Maintenant, de plus en plus d'installations sont faites pour que chacun, quel qu'il soit, aveugle, sourd, muet, en fauteuil ou autres, puisse vivre normalement. Nous sommes encore si loin, mais lentement, nous progressons.
Non, désormais, le plus gros problème, c'est nos mentalités.
Nous ne voyons de ce monde qu'un énorme nuage orageux de préjugés, de harcèlement et de discrimination.
Il est parfois tellement noir et épais, que nous peinons à imaginer qu'il puisse y avoir un ciel bleu au-delà de cette tempête.
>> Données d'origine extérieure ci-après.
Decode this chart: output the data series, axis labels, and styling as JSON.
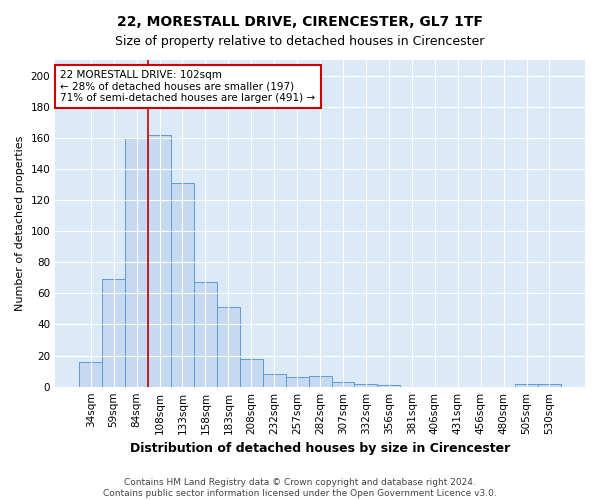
{
  "title": "22, MORESTALL DRIVE, CIRENCESTER, GL7 1TF",
  "subtitle": "Size of property relative to detached houses in Cirencester",
  "xlabel": "Distribution of detached houses by size in Cirencester",
  "ylabel": "Number of detached properties",
  "bar_labels": [
    "34sqm",
    "59sqm",
    "84sqm",
    "108sqm",
    "133sqm",
    "158sqm",
    "183sqm",
    "208sqm",
    "232sqm",
    "257sqm",
    "282sqm",
    "307sqm",
    "332sqm",
    "356sqm",
    "381sqm",
    "406sqm",
    "431sqm",
    "456sqm",
    "480sqm",
    "505sqm",
    "530sqm"
  ],
  "bar_values": [
    16,
    69,
    160,
    162,
    131,
    67,
    51,
    18,
    8,
    6,
    7,
    3,
    2,
    1,
    0,
    0,
    0,
    0,
    0,
    2,
    2
  ],
  "bar_color": "#c5d9f0",
  "bar_edge_color": "#5b9bd5",
  "vline_color": "#cc0000",
  "vline_x": 2.5,
  "annotation_text": "22 MORESTALL DRIVE: 102sqm\n← 28% of detached houses are smaller (197)\n71% of semi-detached houses are larger (491) →",
  "annotation_box_color": "#ffffff",
  "annotation_box_edge": "#cc0000",
  "ylim": [
    0,
    210
  ],
  "yticks": [
    0,
    20,
    40,
    60,
    80,
    100,
    120,
    140,
    160,
    180,
    200
  ],
  "background_color": "#dce9f7",
  "footer_line1": "Contains HM Land Registry data © Crown copyright and database right 2024.",
  "footer_line2": "Contains public sector information licensed under the Open Government Licence v3.0.",
  "title_fontsize": 10,
  "subtitle_fontsize": 9,
  "xlabel_fontsize": 9,
  "ylabel_fontsize": 8,
  "tick_fontsize": 7.5,
  "annotation_fontsize": 7.5,
  "footer_fontsize": 6.5
}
Pour éclairer ces ténèbres, il ne tient qu'à chacun de nous d'y ajouter son propre arc-en-ciel.
Pour que petit Louis puisse un jour apprécier une partie de jeux vidéos, comme ses amis.
Pour qu'une personne à mobilité réduite puisse se sentir à l'aise au sein d'une classe qui ne s'amuse pas à pousser fort son fauteuil dans les couloirs.
Pour qu'une petite fille malentendante ne soit pas obligée de racheter des appareils tous les deux mois parce que ses camarades trouvent que c'est très drôle de les lui voler.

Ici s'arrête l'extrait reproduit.